How it works: To improve the chain of thought (CoT) generated by a large language model (LLM), reinforcement learning encourages the model to generate correct solutions to math, coding, science, and other problems that have known solutions. Unlike typical LLM training, in which the model simply generates the next token of its output and receives feedback token by token, this method rewards the model for generating a sequence of reasoning steps that lead to an accurate conclusion, even if doing so requires generating many intermediate tokens between the prompt and the response — to plan an outline, check the conclusion, or reflect on the approach — without explicit training on the reasoning steps to take.
- The DeepSeek team found that fine-tuning via reinforcement learning alone (after pretraining) was sufficient for DeepSeek-R1-Zero to learn problem-solving strategies like double checking its answer. However, the model also showed quirky behaviors such as mixing different languages in its output. The team overcame these issues in DeepSeek-R1 by supervised fine-tuning on a small number of long CoT examples prior to reinforcement learning.
- Similarly, the Kimi k1.5 team found that fine-tuning the model on long CoTs prior to reinforcement learning enabled it to devise its own problem-solving strategies. The resulting long responses proved to be more accurate but also more expensive to generate, so the team added a second round of reinforcement learning that encouraged the model to produce shorter responses. On the AIME 2024 benchmark of advanced math problems, this process reduced the average number of tokens in the response by around 20 percent, and on MATH-500, it cut the average number of output tokens by roughly 10 percent.
- OpenAI has disclosed limited information about how it trained o1, but team members have said they used reinforcement learning to improve the model’s chain of thought.
Behind the news: While RL has been a staple technique for training models to play games and control robots, its role in developing LLMs has been confined to alignment with human preferences. Reinforcement learning to match judgements of humans (reinforcement learning from human feedback, or RLHF) or AI (Constitutional AI, which uses reinforcement learning from AI feedback or RLAIF) were the primary methods for encouraging LLMs to align with human preferences prior to the development of direct preference optimization.

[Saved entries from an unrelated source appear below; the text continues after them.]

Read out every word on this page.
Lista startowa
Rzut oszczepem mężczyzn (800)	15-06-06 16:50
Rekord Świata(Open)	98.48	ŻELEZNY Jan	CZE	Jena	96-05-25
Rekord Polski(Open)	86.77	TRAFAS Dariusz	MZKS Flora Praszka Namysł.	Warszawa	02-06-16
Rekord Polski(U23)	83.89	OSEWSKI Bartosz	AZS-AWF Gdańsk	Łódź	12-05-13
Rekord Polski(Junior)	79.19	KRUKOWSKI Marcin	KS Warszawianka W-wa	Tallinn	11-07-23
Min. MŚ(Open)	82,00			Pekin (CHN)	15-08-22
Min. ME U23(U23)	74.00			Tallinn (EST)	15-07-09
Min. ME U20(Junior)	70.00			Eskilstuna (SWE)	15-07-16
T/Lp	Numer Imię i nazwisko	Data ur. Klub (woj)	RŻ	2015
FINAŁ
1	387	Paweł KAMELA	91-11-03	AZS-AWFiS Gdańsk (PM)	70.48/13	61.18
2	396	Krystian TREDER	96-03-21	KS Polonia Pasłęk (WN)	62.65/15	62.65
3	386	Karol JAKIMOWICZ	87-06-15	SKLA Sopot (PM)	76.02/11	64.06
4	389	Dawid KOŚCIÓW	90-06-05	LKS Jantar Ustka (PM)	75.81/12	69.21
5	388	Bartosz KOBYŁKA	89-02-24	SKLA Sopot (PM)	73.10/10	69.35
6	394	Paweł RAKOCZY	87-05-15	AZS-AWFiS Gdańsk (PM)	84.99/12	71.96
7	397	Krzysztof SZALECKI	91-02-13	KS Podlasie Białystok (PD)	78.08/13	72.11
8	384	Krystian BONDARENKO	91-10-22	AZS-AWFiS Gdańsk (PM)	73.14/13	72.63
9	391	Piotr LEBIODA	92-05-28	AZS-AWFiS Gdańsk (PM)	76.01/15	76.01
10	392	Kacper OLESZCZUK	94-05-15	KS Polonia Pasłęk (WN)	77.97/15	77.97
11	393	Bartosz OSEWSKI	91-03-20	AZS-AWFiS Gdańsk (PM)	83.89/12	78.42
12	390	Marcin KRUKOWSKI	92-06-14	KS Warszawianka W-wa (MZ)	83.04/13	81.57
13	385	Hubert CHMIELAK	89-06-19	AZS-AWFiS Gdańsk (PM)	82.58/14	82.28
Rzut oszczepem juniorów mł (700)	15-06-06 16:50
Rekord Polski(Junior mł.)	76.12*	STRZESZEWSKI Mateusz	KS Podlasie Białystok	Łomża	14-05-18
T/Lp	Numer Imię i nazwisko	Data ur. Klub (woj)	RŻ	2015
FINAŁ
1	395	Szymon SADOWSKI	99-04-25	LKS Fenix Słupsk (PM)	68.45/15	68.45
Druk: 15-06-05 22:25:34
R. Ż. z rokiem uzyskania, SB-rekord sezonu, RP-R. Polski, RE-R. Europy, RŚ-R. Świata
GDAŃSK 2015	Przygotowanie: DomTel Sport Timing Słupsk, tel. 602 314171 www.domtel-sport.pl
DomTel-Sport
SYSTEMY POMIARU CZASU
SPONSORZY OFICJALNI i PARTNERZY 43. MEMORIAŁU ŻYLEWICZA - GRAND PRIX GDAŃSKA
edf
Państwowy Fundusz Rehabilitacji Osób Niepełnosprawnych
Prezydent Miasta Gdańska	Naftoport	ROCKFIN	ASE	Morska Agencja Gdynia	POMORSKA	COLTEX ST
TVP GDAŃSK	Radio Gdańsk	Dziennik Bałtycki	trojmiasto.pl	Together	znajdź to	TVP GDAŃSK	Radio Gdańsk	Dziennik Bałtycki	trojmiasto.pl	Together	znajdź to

Why it matters: Reinforcement learning has surprising utility in training large language models to reason. As researchers press models into service in more complex tasks — math, coding, animated graphics, and beyond — reinforcement learning is emerging as an important path to progress.
We’re thinking: Less than three years ago, reinforcement learning looked too finicky to be worth the trouble. Now it’s a key direction in language modeling. Machine learning continues to be full of surprising twists!